The epitome of beauty and grace, she stood in pink perfection, just beyond my grazing fingers. Her smile was welcoming and confident and her blue eyes and the dusting of rose on her cheeks seemed to further distance her from my reach.
“You don’t need a Barbie.”
Does anyone need a Barbie? Perhaps some of us did. Perhaps some of us still do.
‘You don’t need a Barbie’ was much more than that. We needed other things. There was only so much to go around and when it came to things we needed, Barbie in all her pale pink and perfect smile, blond hair hanging over the side of her shoulder, wasn’t on the list.
She never made the list.
At the tender age of five I learned the lesson of practicality. One I’m still trying to stretch from its constrictions today. Barbie taught me that not all girls can have what she has. That not all girls could have her, be like her, look like her. No. I was practical. Except when I wasn’t. When I wanted to rage against a world that said I could never have her perfection so I skewed hard, rolling myself out of my imaginary pink convertible.
Who needed Barbie anyway?
I didn’t.
As a teen I’d put her and dolls away, save the couple I kept as keepsakes. Correction, keep as keepsakes. They were precious because they were few. Chatty Cathy and brown skin cabbage patch doll. I don’t remember what her name was now. My mother kept a doll from her childhood. A pretty brown skin walking doll with bright round eyes. None of them looked like Barbie.
While my body developed, forming long strong legs, a fuller bust, and a rear end that went noticed in certain neighborhoods, there were no Barbie’s that looked like me. At my local Kmart I don’t recall anyone that looked like me. Perhaps there just wasn’t enough demand.
I didn’t need a reminder that my skin wasn’t in. Not then. I didn’t need Barbie.
In college I was young, leggy, and tall but never thin enough. I was strong and athletic and worked constantly. There were Barbie’s that looked more like me, but in my early 20s, a pageant winner and college girl, Barbie was just someone I wanted to remind people of when I walked by. And I did. But I didn’t need her. No, I’d never needed her.
I’d never thought I’d needed her.
I didn’t know I needed Barbie until she stood in pink heels, larger than life on the big screen with my newly minted twenty-one year old daughter and her 20-something year old friend beside her that this changed.

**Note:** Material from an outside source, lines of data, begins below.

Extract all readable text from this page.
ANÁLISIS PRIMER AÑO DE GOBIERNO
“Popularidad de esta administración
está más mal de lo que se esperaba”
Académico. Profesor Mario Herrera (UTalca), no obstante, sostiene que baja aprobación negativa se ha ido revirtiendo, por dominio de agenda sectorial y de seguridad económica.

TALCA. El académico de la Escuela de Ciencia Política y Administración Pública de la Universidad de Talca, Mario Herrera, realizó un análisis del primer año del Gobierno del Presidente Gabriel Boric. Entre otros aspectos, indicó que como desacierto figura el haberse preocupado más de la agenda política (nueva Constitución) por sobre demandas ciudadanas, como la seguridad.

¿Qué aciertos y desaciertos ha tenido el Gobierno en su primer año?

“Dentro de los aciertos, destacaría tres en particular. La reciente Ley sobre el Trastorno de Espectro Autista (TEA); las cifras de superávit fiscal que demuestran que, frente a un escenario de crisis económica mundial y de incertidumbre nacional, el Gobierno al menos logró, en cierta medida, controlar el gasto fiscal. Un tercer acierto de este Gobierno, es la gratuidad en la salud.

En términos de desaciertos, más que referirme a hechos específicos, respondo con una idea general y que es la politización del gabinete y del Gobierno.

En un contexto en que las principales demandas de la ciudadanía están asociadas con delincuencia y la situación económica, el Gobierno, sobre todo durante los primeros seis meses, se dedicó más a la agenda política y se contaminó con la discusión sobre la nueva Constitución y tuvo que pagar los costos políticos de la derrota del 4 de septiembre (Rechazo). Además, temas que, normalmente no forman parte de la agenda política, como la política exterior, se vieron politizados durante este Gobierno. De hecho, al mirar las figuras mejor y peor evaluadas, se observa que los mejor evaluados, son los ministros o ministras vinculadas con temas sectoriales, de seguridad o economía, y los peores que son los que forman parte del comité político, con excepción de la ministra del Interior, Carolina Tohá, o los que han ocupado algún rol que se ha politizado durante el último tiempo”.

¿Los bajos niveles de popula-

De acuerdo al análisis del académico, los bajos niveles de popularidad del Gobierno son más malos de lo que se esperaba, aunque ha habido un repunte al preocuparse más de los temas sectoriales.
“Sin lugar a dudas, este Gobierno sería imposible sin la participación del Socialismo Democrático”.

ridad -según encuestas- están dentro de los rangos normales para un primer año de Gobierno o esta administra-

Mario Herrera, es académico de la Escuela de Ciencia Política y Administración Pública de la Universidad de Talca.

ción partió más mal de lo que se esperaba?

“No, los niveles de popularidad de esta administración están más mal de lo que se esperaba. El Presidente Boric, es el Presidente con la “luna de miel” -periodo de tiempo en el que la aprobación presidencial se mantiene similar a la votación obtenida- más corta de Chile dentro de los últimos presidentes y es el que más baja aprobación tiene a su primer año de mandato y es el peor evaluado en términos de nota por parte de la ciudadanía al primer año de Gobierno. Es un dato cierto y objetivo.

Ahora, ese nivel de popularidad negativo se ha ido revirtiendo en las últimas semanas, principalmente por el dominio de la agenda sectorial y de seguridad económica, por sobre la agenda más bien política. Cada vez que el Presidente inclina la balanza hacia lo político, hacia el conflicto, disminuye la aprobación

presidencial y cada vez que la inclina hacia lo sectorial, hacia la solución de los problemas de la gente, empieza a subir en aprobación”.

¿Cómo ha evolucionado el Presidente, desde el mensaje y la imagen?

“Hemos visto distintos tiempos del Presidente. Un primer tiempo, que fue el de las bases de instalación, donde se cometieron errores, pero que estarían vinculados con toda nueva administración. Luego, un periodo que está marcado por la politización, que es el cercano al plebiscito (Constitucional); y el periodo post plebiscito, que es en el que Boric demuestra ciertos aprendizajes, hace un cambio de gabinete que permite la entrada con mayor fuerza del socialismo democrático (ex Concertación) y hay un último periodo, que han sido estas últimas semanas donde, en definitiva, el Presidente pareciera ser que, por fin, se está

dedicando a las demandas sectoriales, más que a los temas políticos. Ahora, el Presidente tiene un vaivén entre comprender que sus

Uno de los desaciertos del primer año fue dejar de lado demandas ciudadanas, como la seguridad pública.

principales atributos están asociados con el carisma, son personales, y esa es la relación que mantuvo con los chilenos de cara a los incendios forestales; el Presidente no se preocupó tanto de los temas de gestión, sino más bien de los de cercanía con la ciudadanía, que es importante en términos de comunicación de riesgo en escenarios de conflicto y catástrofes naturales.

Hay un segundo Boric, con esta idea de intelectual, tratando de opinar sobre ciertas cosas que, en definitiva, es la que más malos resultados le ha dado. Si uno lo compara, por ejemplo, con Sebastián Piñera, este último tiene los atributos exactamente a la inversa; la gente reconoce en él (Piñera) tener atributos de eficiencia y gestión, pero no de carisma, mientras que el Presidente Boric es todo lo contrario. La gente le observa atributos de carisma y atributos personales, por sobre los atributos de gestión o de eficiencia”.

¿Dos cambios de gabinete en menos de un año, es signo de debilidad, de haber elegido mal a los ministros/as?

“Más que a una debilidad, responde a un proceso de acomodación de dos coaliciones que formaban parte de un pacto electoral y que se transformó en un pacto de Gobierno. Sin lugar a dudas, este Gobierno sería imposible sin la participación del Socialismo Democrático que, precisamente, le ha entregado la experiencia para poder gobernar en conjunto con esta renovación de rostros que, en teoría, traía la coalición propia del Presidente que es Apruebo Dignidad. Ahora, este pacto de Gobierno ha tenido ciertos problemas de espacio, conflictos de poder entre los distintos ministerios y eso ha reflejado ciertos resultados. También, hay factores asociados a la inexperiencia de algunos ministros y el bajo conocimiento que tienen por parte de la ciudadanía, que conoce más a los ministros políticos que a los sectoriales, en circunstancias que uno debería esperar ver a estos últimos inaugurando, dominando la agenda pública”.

I’d been reaching for what she had all my life. Trying to live up to this expectation of beauty, grace, success, career, love, and every other thing because some part of me needed to have that part of her. I realized I had needed her. Not the unattainable perfection, but the idea. I saw that Barbie spirit in my daughter. I saw it in myself. That spirit of ‘what else is possible?’ and ‘I can be anything I want to be if I put my mind to it’.
Aging Barbie Spirit
Now, I look in the mirror, middle-aged, graying temples and fine lines teasing the corners of my eyes. My smile and brow remind me of all the years that have gone by. All those years when I really did need what Barbie had to offer. Her spirit. And I didn’t know. I needed to believe I could have what I wanted if I believed and worked hard. I needed to believe that I was worthy of having it if I did what I needed to do. That the things accessible to her were accessible to me too.
The closest I came to being a part of Barbie’s world was the toy aisle at Kmart or at a friend’s house, if they had two. But, I get it now. I get why something in me knew I needed a Barbie at five, even if they didn’t have the Barbie I needed. I needed the spirit of Barbie.
Did I Need a Barbie?
Seeing the Barbie movie changed my perspective. I felt seen as a woman. The ogling eyes are gone and I can easily walk through a store and be ignored by those of the opposite sex. Either that or I’ve gotten so good at ignoring them I wouldn’t know anyway. But forty-something years after being taught that life lesson about practicality and needs, Barbie reinforced a lesson I’ve been trying to learn ever since. I can have the things I want, have the things I need, and still make room for others to have what they want and need too. Life doesn’t have to be limited only to the necessary. In fact it’s in meeting some of our desires we experience the joy of life, love, and meaning.
That experience at Kmart shaped me. It’s one of those cannon events as they say. One I’ve been trying to shoot out and turn that canon into fireworks of beauty rather than a source of pain. It’s shaped what I do, my purpose, my passions, and yes how I prioritize and stay practical.
No, I’m not throwing it all to the wind. Practicality is still important, but there is so much. Barbie, whether it was directly or not, was with me. I used that lesson to try to be a better person, to reach goals and create a life that would allow me to inspire other girls and women, and to be able to say, ‘yes’, when my own daughter asked for a Barbie.
I’m really thinking all of us aging spirit Barbies really do need to go party.